The top issue facing the Texas Panhandle for Bulla is making sure there is a preservation of the water table that is greatly needed by the farmers, ranchers, industry and cities for their lifeline.

“We have short-term issues that we are trying to address very responsibly by trying to preserve our water table,” she said. “We have local control water districts, where we can at a local level self-impose preservation standards to sustain our water supply. In the long range, we have great scientific developments that can make desalination practicable and affordable to increase the available water further. We have an abundance of briny water that could sustain the water need for the area.”

Bulla said that while we are not there, scientific development is moving rapidly and must be encouraged to provide food, fuel and fiber to the state and nation.

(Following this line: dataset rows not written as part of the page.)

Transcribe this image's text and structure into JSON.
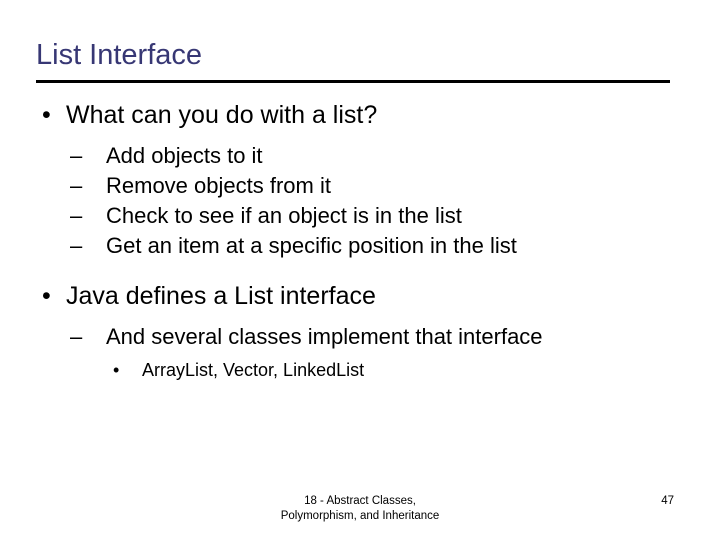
{
  "slide": {
    "title": "List Interface",
    "title_color": "#373774",
    "rule_color": "#000000",
    "background": "#ffffff",
    "body_color": "#000000",
    "markers": {
      "level1": "•",
      "level2": "–",
      "level3": "•"
    },
    "content": [
      {
        "level": 1,
        "text": "What can you do with a list?"
      },
      {
        "level": 2,
        "text": "Add objects to it"
      },
      {
        "level": 2,
        "text": "Remove objects from it"
      },
      {
        "level": 2,
        "text": "Check to see if an object is in the list"
      },
      {
        "level": 2,
        "text": "Get an item at a specific position in the list"
      },
      {
        "level": 1,
        "text": "Java defines a List interface"
      },
      {
        "level": 2,
        "text": "And several classes implement that interface"
      },
      {
        "level": 3,
        "text": "ArrayList, Vector, LinkedList"
      }
    ],
    "footer": {
      "line1": "18 - Abstract Classes,",
      "line2": "Polymorphism, and Inheritance"
    },
    "page_number": "47"
  }
}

“There is a small window where the aquifer may not sustain us until desalination is available, so it's in the state's best interest to do what they can to fill that gap and bring this technology as soon as possible,” Bulla said. “Our water is so important to our economy, and we must make the best use of our resources.”

Citing her personal expertise based on her lifetime of experience, Bulla emphasized that she has a history of advocating local state and national positions that affect real estate and other businesses in the region.

“I have worked with all groups to find a common interest to bring parties together to achieve positive results on public policy,” she said. “If you look up broker, it means someone that brings disparate interests together. So, a tremendous amount of my expertise has been in finding ways to unite groups. We have so many industries in the area, and we need someone who can have these difficult conversations to do what is best for all of us."

When asked if she was concerned about all the endorsements and money that her opponent, Caroline Fairly, has received from politicians that her father has given money to or endorsed, Bulla said that it would be prudent for those who endorsed to state their reasoning for voters to have a better understanding of those endorsements. "I urge people to vote in their best interests,” she said.

“People have seen my work ethic and my work in action. We do not need someone with no experience representing a region that is so important to the state,” she said. "I have been working for over 15 years on policy and for the area to prepare me for this moment. The future of our district is so important that we need someone who knows the region and will serve its interests best.”